MallowsPO: Fine-Tune Your LLM with Preference Dispersions
Haoxian Chen, Hanyang Zhao, Henry Lam, David Yao, Wenpin Tang
TL;DR
MallowsPO extends Direct Preference Optimization by incorporating a prompt-dependent dispersion index $\phi(x)$ via Mallows ranking models, enabling a principled capture of diverse human preferences. It yields two concrete instantiations, MallowsPO-$\theta$ and MallowsPO-$\phi$, which weight the reward or KL term by dispersion and connect to generalized $\Psi$PO frameworks. The approach is shown to reduce reward collapse, improve the accuracy-regularization trade-off, and enhance both in-distribution and out-of-distribution performance across generation, dialogue, and large language model fine-tuning (including Llama3-8B-Instruct).

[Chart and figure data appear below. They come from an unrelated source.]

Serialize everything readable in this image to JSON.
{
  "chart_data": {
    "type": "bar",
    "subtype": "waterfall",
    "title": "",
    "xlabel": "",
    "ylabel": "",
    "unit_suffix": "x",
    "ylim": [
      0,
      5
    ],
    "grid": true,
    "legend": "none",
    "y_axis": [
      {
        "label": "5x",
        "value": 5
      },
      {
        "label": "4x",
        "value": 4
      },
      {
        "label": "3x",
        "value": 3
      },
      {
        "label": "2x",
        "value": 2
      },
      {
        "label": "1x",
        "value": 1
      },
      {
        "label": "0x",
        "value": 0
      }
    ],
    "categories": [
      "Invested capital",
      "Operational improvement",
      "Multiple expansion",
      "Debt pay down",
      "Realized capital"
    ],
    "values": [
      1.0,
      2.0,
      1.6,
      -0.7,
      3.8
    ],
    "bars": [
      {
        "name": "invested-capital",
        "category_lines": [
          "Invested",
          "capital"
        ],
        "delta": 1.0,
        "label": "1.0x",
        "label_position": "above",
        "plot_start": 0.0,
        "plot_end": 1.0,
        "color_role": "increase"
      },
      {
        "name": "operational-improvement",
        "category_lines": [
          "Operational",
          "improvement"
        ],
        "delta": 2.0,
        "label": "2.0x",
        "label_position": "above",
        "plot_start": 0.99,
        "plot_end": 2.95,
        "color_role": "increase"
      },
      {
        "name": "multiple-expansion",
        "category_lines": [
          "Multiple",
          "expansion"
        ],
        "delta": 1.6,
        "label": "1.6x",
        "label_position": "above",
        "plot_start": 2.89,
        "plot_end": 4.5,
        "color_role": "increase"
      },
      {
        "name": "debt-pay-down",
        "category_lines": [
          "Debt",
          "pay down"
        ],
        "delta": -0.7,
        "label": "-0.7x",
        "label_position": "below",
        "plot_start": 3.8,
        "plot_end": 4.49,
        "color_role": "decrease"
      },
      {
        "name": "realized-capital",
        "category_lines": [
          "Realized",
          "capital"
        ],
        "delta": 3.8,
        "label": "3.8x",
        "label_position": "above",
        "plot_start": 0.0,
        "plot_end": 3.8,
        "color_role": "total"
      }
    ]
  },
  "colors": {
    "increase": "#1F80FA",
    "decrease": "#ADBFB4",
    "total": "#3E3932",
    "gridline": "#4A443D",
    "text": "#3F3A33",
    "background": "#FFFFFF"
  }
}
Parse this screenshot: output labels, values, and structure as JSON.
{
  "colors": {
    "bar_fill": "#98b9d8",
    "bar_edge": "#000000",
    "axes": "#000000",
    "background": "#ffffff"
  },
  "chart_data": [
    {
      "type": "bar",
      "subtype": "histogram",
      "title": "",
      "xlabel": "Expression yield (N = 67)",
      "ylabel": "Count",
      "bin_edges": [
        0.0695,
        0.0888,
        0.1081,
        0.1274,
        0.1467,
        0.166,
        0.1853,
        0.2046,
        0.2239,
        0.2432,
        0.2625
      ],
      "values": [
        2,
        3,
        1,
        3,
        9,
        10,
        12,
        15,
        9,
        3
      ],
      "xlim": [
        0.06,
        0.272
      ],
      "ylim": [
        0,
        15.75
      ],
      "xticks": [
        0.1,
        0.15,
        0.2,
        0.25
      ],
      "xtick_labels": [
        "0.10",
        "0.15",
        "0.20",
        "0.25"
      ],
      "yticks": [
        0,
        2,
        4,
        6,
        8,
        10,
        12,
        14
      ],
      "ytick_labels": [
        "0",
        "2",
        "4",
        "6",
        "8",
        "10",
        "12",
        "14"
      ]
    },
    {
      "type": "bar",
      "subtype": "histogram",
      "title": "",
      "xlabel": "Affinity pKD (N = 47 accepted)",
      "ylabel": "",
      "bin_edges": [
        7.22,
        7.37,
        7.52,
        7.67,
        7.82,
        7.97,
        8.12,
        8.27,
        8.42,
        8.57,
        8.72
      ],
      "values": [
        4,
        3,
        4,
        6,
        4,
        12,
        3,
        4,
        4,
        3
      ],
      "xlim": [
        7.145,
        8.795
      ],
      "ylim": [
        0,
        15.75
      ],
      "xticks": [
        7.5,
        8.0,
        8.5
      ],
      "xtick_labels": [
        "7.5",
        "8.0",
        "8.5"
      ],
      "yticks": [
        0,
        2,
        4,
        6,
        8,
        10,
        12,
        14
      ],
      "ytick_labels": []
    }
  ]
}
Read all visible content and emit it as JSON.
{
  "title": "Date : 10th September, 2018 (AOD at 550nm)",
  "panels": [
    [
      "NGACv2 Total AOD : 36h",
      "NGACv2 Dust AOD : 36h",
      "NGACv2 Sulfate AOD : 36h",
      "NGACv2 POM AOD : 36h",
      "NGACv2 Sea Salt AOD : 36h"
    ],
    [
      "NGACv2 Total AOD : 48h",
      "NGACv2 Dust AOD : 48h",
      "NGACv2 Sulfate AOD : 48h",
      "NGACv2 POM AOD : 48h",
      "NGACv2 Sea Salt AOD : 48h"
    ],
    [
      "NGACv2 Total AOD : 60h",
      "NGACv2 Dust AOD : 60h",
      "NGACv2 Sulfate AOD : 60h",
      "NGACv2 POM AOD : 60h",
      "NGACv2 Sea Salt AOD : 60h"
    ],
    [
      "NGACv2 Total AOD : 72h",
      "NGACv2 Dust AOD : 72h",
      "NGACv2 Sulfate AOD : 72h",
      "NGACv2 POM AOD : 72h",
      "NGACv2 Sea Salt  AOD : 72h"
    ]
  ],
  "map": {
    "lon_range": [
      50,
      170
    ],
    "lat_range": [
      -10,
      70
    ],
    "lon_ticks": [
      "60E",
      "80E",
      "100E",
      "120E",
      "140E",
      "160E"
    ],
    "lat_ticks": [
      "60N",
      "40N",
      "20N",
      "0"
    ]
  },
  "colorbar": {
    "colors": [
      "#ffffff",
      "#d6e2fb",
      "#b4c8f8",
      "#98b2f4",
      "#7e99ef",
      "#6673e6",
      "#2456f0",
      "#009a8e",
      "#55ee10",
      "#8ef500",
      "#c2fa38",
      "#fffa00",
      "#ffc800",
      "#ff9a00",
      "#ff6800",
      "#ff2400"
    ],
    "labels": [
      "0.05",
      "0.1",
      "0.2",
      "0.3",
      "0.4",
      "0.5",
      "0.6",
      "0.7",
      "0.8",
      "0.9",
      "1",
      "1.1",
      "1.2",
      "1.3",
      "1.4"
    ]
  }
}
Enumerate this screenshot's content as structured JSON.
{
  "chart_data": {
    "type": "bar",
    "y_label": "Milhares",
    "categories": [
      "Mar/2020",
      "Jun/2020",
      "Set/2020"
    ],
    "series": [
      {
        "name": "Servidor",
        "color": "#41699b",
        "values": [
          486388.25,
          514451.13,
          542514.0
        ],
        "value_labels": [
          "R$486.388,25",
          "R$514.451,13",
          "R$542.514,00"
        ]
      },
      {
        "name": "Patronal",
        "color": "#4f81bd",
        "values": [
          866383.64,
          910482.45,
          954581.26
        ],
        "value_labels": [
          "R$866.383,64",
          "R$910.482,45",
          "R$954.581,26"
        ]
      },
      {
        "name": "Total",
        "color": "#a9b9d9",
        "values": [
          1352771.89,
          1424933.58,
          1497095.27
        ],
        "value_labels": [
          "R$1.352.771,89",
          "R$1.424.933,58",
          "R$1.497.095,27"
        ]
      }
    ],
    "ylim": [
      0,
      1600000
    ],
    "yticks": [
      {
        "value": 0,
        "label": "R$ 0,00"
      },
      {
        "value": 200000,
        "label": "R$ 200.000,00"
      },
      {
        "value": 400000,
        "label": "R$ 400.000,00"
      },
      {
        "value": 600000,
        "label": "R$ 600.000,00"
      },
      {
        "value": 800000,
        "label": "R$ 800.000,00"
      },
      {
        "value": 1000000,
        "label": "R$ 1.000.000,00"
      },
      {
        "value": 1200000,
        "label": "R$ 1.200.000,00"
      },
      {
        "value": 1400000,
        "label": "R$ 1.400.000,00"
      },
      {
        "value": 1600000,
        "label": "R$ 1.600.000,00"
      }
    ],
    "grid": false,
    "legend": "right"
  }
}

The work also provides a practical dispersion estimator based on entropy and demonstrates the broad applicability of dispersion-aware preference optimization for scalable, offline LLM fine-tuning. Overall, MallowsPO offers a theoretically grounded and empirically effective way to model human preference diversity in language model fine-tuning with potential for curriculum learning and personalized alignment.
Abstract
Direct Preference Optimization (DPO) has recently emerged as a popular approach to improve reinforcement learning with human feedback (RLHF), leading to better techniques to fine-tune large language models (LLM). A weakness of DPO, however, lies in its lack of capability to characterize the diversity of human preferences. Inspired by Mallows' theory of preference ranking, we develop in this paper a new approach, the MallowsPO. A distinct feature of this approach is a dispersion index, which reflects the dispersion of human preference to prompts. We show that existing DPO models can be reduced to special cases of this dispersion index, thus unified with MallowsPO. More importantly, we demonstrate (empirically) how to use this dispersion index to enhance the performance of DPO in a broad array of benchmark tasks, from synthetic bandit selection to controllable generations and dialogues, while maintaining great generalization capabilities. MallowsPO is also compatible with other SOTA offline preference optimization methods, boosting nearly 2\% extra LC win rate when used as a plugin for fine-tuning Llama3-Instruct.